Two DP algorithms were implemented; one done by Roy and the other by Pratyush. There are also binary implementations of the DP algorithm and they can be found with suffix _Binary
: DP_Binary and DP_Binary_split. If the suffix _split
exists in the name of the directory, it means the objective function changes based on the simulation run in the files Policy Comparison Notebook (zoomed in transaction costs) or Policy Comparison Notebook (regular).
This can be seen under the files DQN_Binary and DQN_Binary_split, where _split
denotes that the objective function changes based on the function you are trying to anaylze in the simulation. If you are looking for a continuous action space implementation of DQN, please see the file DQN-Old.

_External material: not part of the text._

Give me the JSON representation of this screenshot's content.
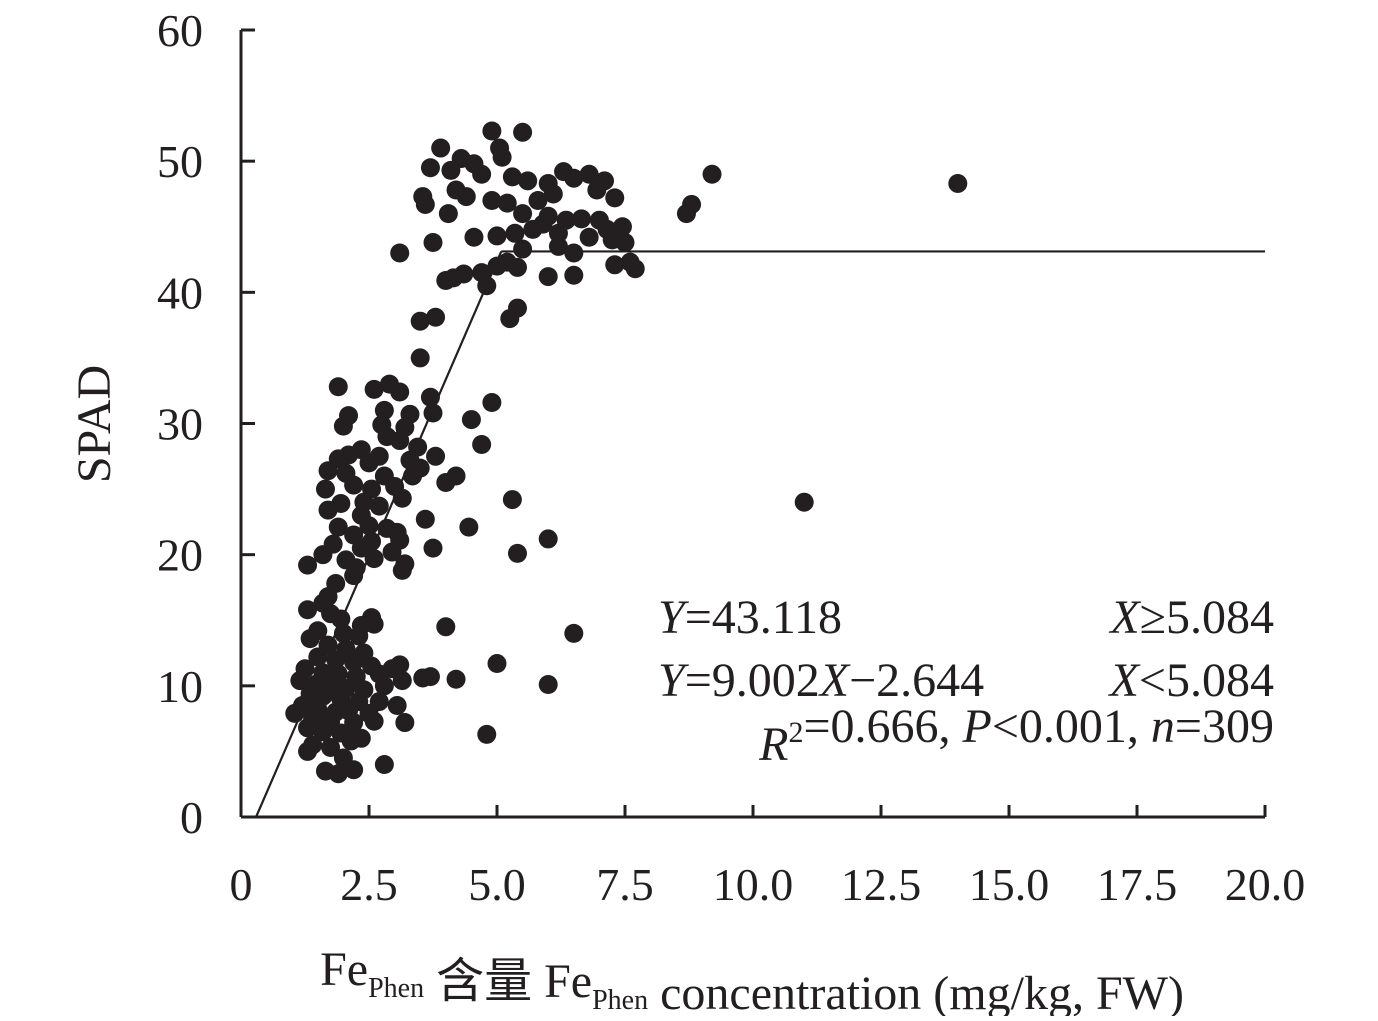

As mentioned previously, the notebooks Policy Comparison Notebook (zoomed in transaction costs) or Policy Comparison Notebook (regular) run a simulation against other policies and splits the objective function into gains (Sharpe ratio) and losses (cost turnover) to analyze each of the policies. They both have the same structure except the notebook ending in _10
zoomes in on low transaction costs between 0
and 10
bps.
If you are interested in looking for optimal rebalance zone (or equivalently zone of no rebalance), please see the notebooks VisualizeResults_Split and VisualizeResults for the simulation and for the general algorithm respectively.
In the archives, you will find old implementations of the algorithm, as well as a stab at different models like DDPG (continuous action and state space), DQN-11 (multi-period implementation), and an implementation by Dr. Yang DP-Rebal-Prof, which also includes a stab at signal change.